The speed at which fears about inflation receded is particularly troubling. While there are good reasons to treat the current spike in prices as a temporary, reopening-induced surge, the risk that it has a longer-lasting impact is significant and should not be dismissed lightly.

Even the US Federal Reserve, which continues to view the increase in inflation as transitory, is concerned, so much so that it expects to begin raising interest rates a year earlier than previously forecast.
Markets are pricing in the best of all worlds: rapid and sustained growth, a temporary surge in inflation and super-loose and error-free monetary policy. Not only does this smack of overconfidence, it shows investors want to have their cake and eat it, too. They are placing too much faith in the ability of central banks to manage conflicting economic pressures without destabilising markets.

Furthermore, judging by the record high levels at which stocks are trading and the collapse in US corporate bond spreads, one would think the pandemic ceased to be a danger some time ago.

07:07

The global spread of the highly contagious Delta variant of Covid-19

The global spread of the highly contagious Delta variant of Covid-19
Yet, a cursory glance at the latest data shows that a resurgence in infections and delays in deploying vaccines continue to pose a threat to the recovery. Asia’s economies, which previously led the world in the fight against Covid-19, are lagging far behind on vaccinations.

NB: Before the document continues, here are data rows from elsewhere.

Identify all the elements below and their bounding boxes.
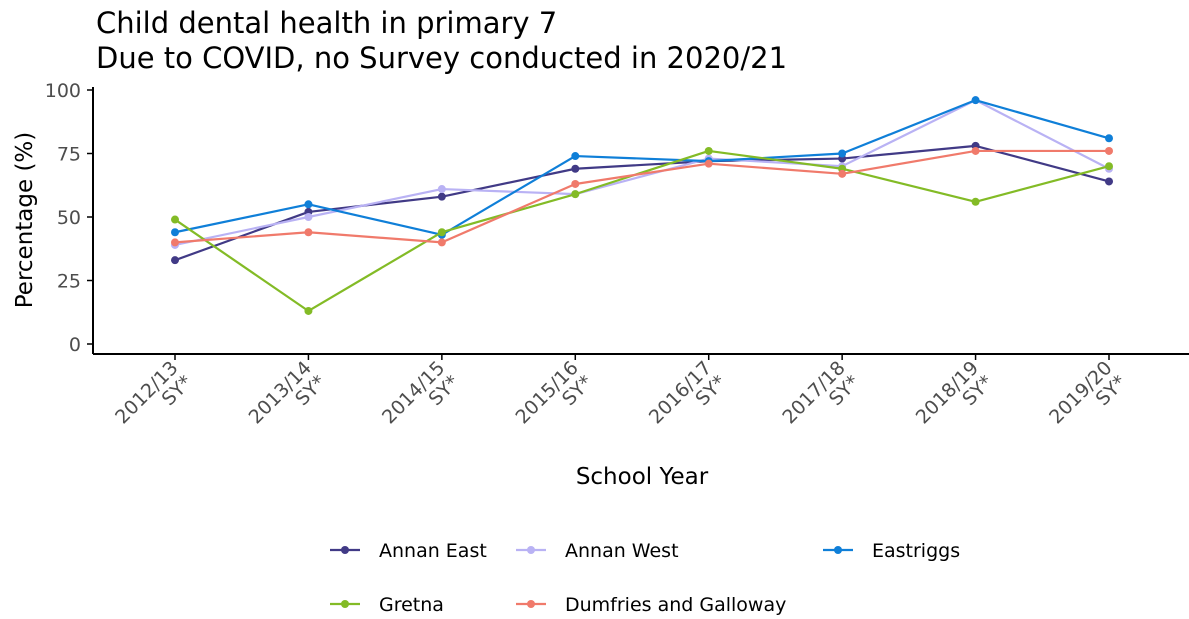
data-point bbox=[971, 146, 980, 155]
data-point bbox=[1105, 146, 1113, 155]
x-tick-label: 2017/18SY* bbox=[778, 357, 864, 443]
x-tick-label: 2012/13SY* bbox=[111, 357, 197, 443]
series-annan-east bbox=[171, 141, 1113, 265]
x-tick-label: 2018/19SY* bbox=[912, 357, 998, 443]
data-point bbox=[571, 164, 580, 173]
data-point bbox=[571, 190, 580, 199]
data-point bbox=[704, 159, 713, 168]
legend-item: Eastriggs bbox=[823, 540, 960, 562]
legend-label: Annan East bbox=[379, 540, 487, 562]
x-tick-label: 2013/14SY* bbox=[245, 357, 331, 443]
data-point bbox=[171, 256, 179, 265]
series-line bbox=[174, 99, 1110, 236]
data-point bbox=[838, 169, 847, 178]
chart-legend: Annan East Annan West Eastriggs Gretna Dumfr… bbox=[330, 540, 960, 616]
data-point bbox=[171, 228, 179, 237]
y-tick-label: 75 bbox=[57, 144, 81, 166]
data-point bbox=[838, 149, 847, 158]
y-axis-ticks: 0 25 50 75 100 bbox=[45, 80, 93, 356]
series-gretna bbox=[171, 146, 1113, 315]
y-axis-title: Percentage (%) bbox=[12, 132, 38, 309]
legend-item: Dumfries and Galloway bbox=[516, 594, 786, 616]
data-point bbox=[704, 146, 713, 155]
data-point bbox=[1105, 162, 1113, 171]
x-axis-title: School Year bbox=[576, 464, 709, 490]
series-line bbox=[174, 149, 1110, 313]
series-line bbox=[174, 149, 1109, 244]
series-eastriggs bbox=[171, 96, 1113, 239]
data-point bbox=[1105, 134, 1113, 143]
legend-key-point bbox=[834, 546, 842, 554]
data-point bbox=[304, 228, 313, 237]
x-tick-label: 2015/16SY* bbox=[511, 357, 597, 443]
data-point bbox=[437, 192, 446, 201]
legend-key-point bbox=[341, 546, 349, 554]
legend-item: Annan West bbox=[516, 540, 679, 562]
data-point bbox=[437, 185, 446, 194]
legend-key-point bbox=[527, 546, 535, 554]
x-tick-label: 2014/15SY* bbox=[378, 357, 464, 443]
y-tick-label: 50 bbox=[57, 207, 81, 229]
data-point bbox=[571, 179, 580, 188]
chart-title-line-1: Child dental health in primary 7 bbox=[96, 6, 557, 40]
legend-label: Eastriggs bbox=[872, 540, 960, 562]
data-point bbox=[171, 215, 179, 224]
legend-item: Gretna bbox=[330, 594, 444, 616]
x-tick-label: 2019/20SY* bbox=[1045, 357, 1131, 443]
y-tick-label: 25 bbox=[57, 271, 81, 293]
data-point bbox=[437, 228, 446, 237]
series-line bbox=[174, 144, 1110, 262]
data-point bbox=[1105, 177, 1113, 186]
legend-label: Dumfries and Galloway bbox=[565, 594, 786, 616]
series-line bbox=[174, 99, 1110, 247]
legend-key-point bbox=[341, 600, 349, 608]
data-point bbox=[171, 238, 179, 247]
series-dumfries-and-galloway bbox=[171, 146, 1113, 247]
legend-label: Gretna bbox=[379, 594, 444, 616]
data-point bbox=[971, 197, 980, 206]
data-point bbox=[304, 213, 313, 221]
data-point bbox=[304, 200, 313, 209]
data-point bbox=[571, 152, 580, 161]
legend-key-point bbox=[527, 600, 535, 608]
legend-item: Annan East bbox=[330, 540, 487, 562]
x-axis-ticks: 2012/13SY* 2013/14SY* 2014/15SY* 2015/16SY*… bbox=[111, 354, 1131, 443]
chart-title-line-2: Due to COVID, no Survey conducted in 202… bbox=[96, 41, 787, 75]
y-tick-label: 100 bbox=[45, 80, 81, 102]
x-tick-label: 2016/17SY* bbox=[645, 357, 731, 443]
series-layer bbox=[171, 96, 1113, 315]
data-point bbox=[971, 96, 980, 105]
data-point bbox=[437, 238, 446, 247]
y-tick-label: 0 bbox=[69, 334, 81, 356]
data-point bbox=[304, 306, 313, 315]
legend-label: Annan West bbox=[565, 540, 679, 562]
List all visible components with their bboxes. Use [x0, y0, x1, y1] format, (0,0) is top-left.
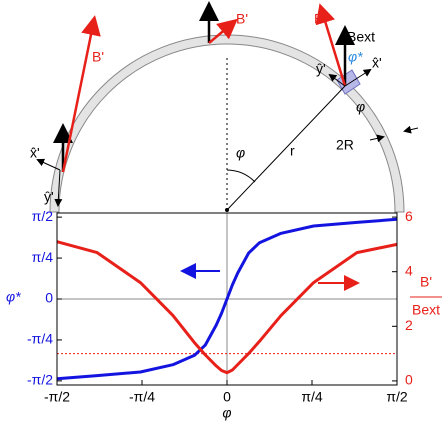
- y2-tick-label: 6: [405, 208, 413, 224]
- label: B': [92, 49, 104, 65]
- y2-tick-label: 4: [405, 262, 413, 278]
- x-tick-label: 0: [223, 389, 231, 405]
- vector-bprime: [208, 18, 238, 44]
- chart: -π/2 -π/4 0 π/4 π/2-π/2-π/40π/4π/20246φφ*B'B…: [6, 208, 442, 421]
- y2-axis-label: Bext: [412, 302, 440, 318]
- x-axis-label: φ: [222, 405, 231, 421]
- x-tick-label: π/4: [301, 389, 323, 405]
- x-tick-label: π/2: [386, 389, 408, 405]
- label: φ: [356, 99, 365, 115]
- label: Bext: [347, 29, 375, 45]
- y2-tick-label: 0: [405, 372, 413, 388]
- label: x̂': [372, 55, 382, 71]
- vector-bprime: [61, 15, 101, 173]
- local-axis: [328, 73, 346, 87]
- label: ŷ': [44, 189, 54, 205]
- vector-bprime: [315, 3, 347, 87]
- local-axis: [54, 169, 63, 207]
- y-tick-label: π/2: [32, 208, 54, 224]
- y2-axis-label: B': [420, 274, 432, 290]
- x-tick-label: -π/2: [44, 389, 70, 405]
- y-tick-label: -π/2: [27, 372, 53, 388]
- local-axis: [344, 68, 372, 87]
- radius-line: [226, 85, 346, 211]
- label: B': [314, 11, 326, 27]
- series-line: [56, 217, 398, 381]
- y-tick-label: π/4: [32, 249, 54, 265]
- label: B': [236, 11, 248, 27]
- center: [225, 208, 229, 212]
- label: r: [290, 143, 295, 159]
- y-axis-label: φ*: [6, 289, 21, 305]
- y2-tick-label: 2: [405, 317, 413, 333]
- label: ŷ': [316, 61, 326, 77]
- local-axis: [36, 158, 61, 171]
- y-tick-label: 0: [45, 290, 53, 306]
- thickness-arrow: [403, 125, 419, 134]
- thickness-arrow: [369, 134, 385, 143]
- plot-frame: [56, 212, 398, 386]
- label: x̂': [30, 145, 40, 161]
- angle-arc: [226, 169, 256, 183]
- series-line: [56, 240, 398, 375]
- x-tick-label: -π/4: [129, 389, 155, 405]
- y-tick-label: -π/4: [27, 331, 53, 347]
- label: φ: [236, 145, 245, 161]
- ring: [49, 34, 405, 213]
- label: 2R: [336, 137, 354, 153]
- diagram: B' B' B' Bext φ* φ φ r 2R x̂' ŷ' x̂' ŷ': [30, 1, 419, 213]
- label: φ*: [348, 49, 363, 65]
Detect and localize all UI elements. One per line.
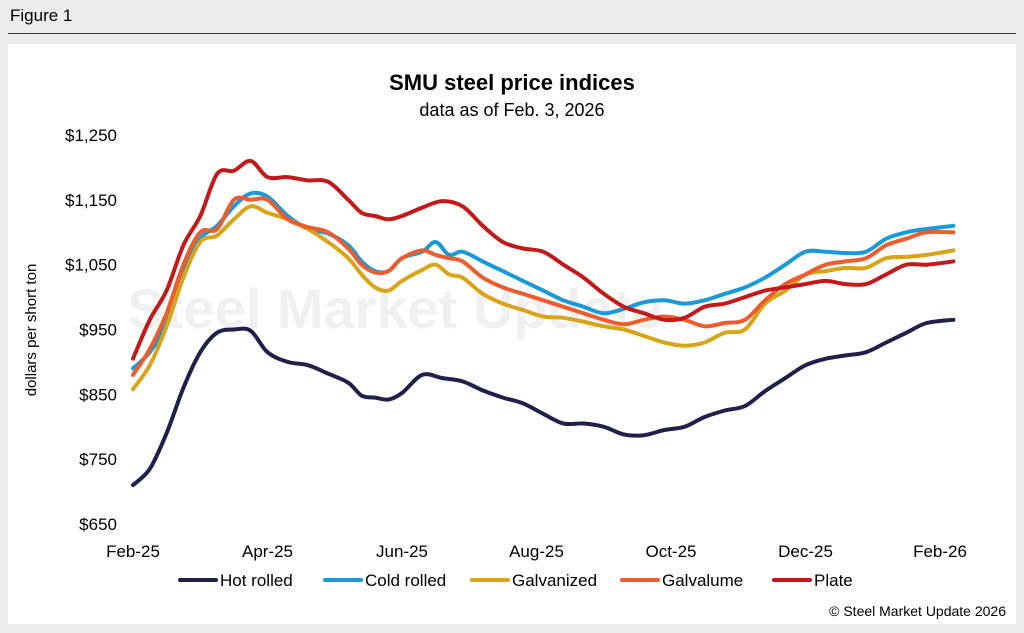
chart-subtitle: data as of Feb. 3, 2026: [419, 100, 605, 120]
legend-label: Hot rolled: [220, 571, 293, 590]
y-tick-label: $750: [79, 450, 117, 469]
chart-panel: [8, 44, 1016, 624]
y-tick-label: $1,050: [65, 256, 117, 275]
y-tick-label: $650: [79, 515, 117, 534]
figure-label: Figure 1: [10, 6, 73, 25]
x-tick-label: Dec-25: [778, 542, 833, 561]
x-tick-label: Oct-25: [645, 542, 696, 561]
y-axis: $650 $750 $850 $950 $1,050 $1,150 $1,250: [65, 126, 117, 534]
legend-label: Plate: [814, 571, 853, 590]
y-axis-label: dollars per short ton: [23, 264, 40, 397]
y-tick-label: $1,250: [65, 126, 117, 145]
legend-label: Galvanized: [512, 571, 597, 590]
y-tick-label: $1,150: [65, 191, 117, 210]
x-axis: Feb-25 Apr-25 Jun-25 Aug-25 Oct-25 Dec-25 Feb-…: [106, 542, 967, 561]
legend: Hot rolled Cold rolled Galvanized Galvalume…: [178, 571, 853, 590]
x-tick-label: Jun-25: [376, 542, 428, 561]
y-tick-label: $850: [79, 385, 117, 404]
series-line-cold-rolled: [131, 190, 956, 371]
series-lines: [131, 158, 956, 488]
series-line-plate: [131, 158, 956, 361]
top-divider: [8, 33, 1016, 34]
chart-title: SMU steel price indices: [389, 70, 635, 95]
series-line-hot-rolled: [131, 317, 956, 488]
x-tick-label: Apr-25: [242, 542, 293, 561]
copyright-text: © Steel Market Update 2026: [829, 603, 1006, 619]
x-tick-label: Feb-25: [106, 542, 160, 561]
y-tick-label: $950: [79, 321, 117, 340]
series-line-galvalume: [131, 195, 956, 377]
x-tick-label: Feb-26: [913, 542, 967, 561]
x-tick-label: Aug-25: [509, 542, 564, 561]
legend-label: Galvalume: [662, 571, 743, 590]
legend-label: Cold rolled: [365, 571, 446, 590]
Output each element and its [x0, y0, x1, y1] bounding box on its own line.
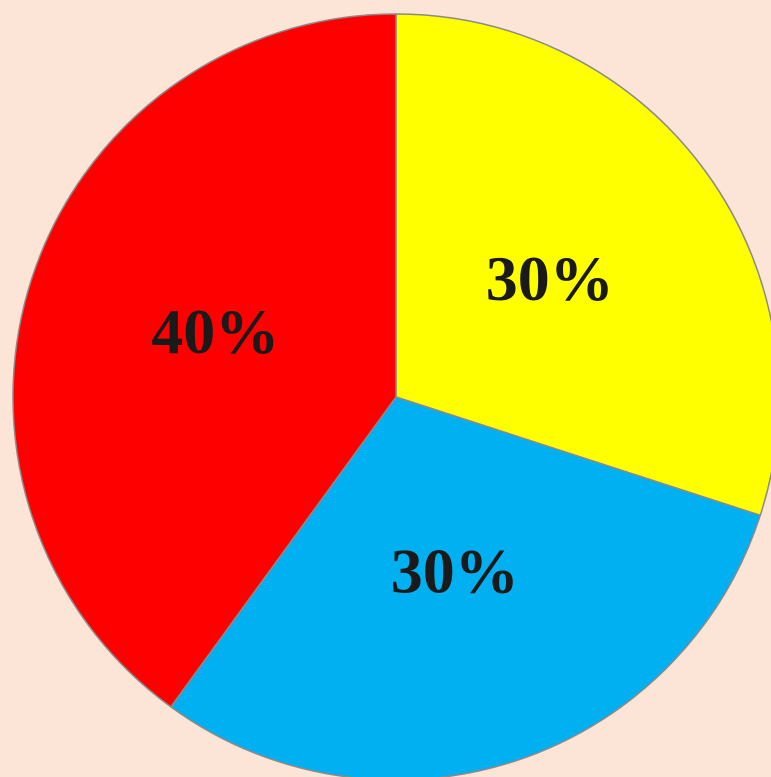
- data-label: 30%: [391, 535, 519, 606]
- pie-slice: [12, 13, 397, 708]
- data-label: 40%: [151, 296, 279, 367]
- pie-slice: [395, 13, 771, 517]
- data-label: 30%: [486, 243, 614, 314]
- pie-slice: [169, 396, 762, 777]
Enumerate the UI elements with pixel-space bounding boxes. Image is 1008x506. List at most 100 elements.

Some countries, notably Indonesia and Thailand, are suffering their worst outbreaks, keeping restrictions in place and exacerbating global economic divergences.

Even Britain, one of the countries fastest to deploy vaccines, is struggling to contain the spread of the highly infectious Delta variant, forcing countries in Europe to tighten restrictions for British holidaymakers and endangering much-needed tourism revenues.

However, the most important reason to guard against complacency is the dangerous combination of lofty valuations, particularly in the US, and the challenges facing governments and central banks in normalising policy, aptly called “Pandexit” by the Bank for International Settlements in its annual economic report published on Tuesday.

Last month’s hawkish tilt by the Fed was an effort to prepare investors for the eventual withdrawal of stimulus. Developing economies are already tightening policy, with the revival of China’s deleveraging campaign proving the most consequential for markets.

The uncertainty over the conditions and timing of the removal of policy accommodation by the Fed is far and away the biggest test for asset prices, with elevated valuations raising the stakes further.

There is nothing new about complacency in markets. What is remarkable is that investors are just as unconcerned about virus-induced threats to growth as they are about growth-induced threats to financial stability. Despite the pervasive bullishness on Wall Street, caution is entirely warranted.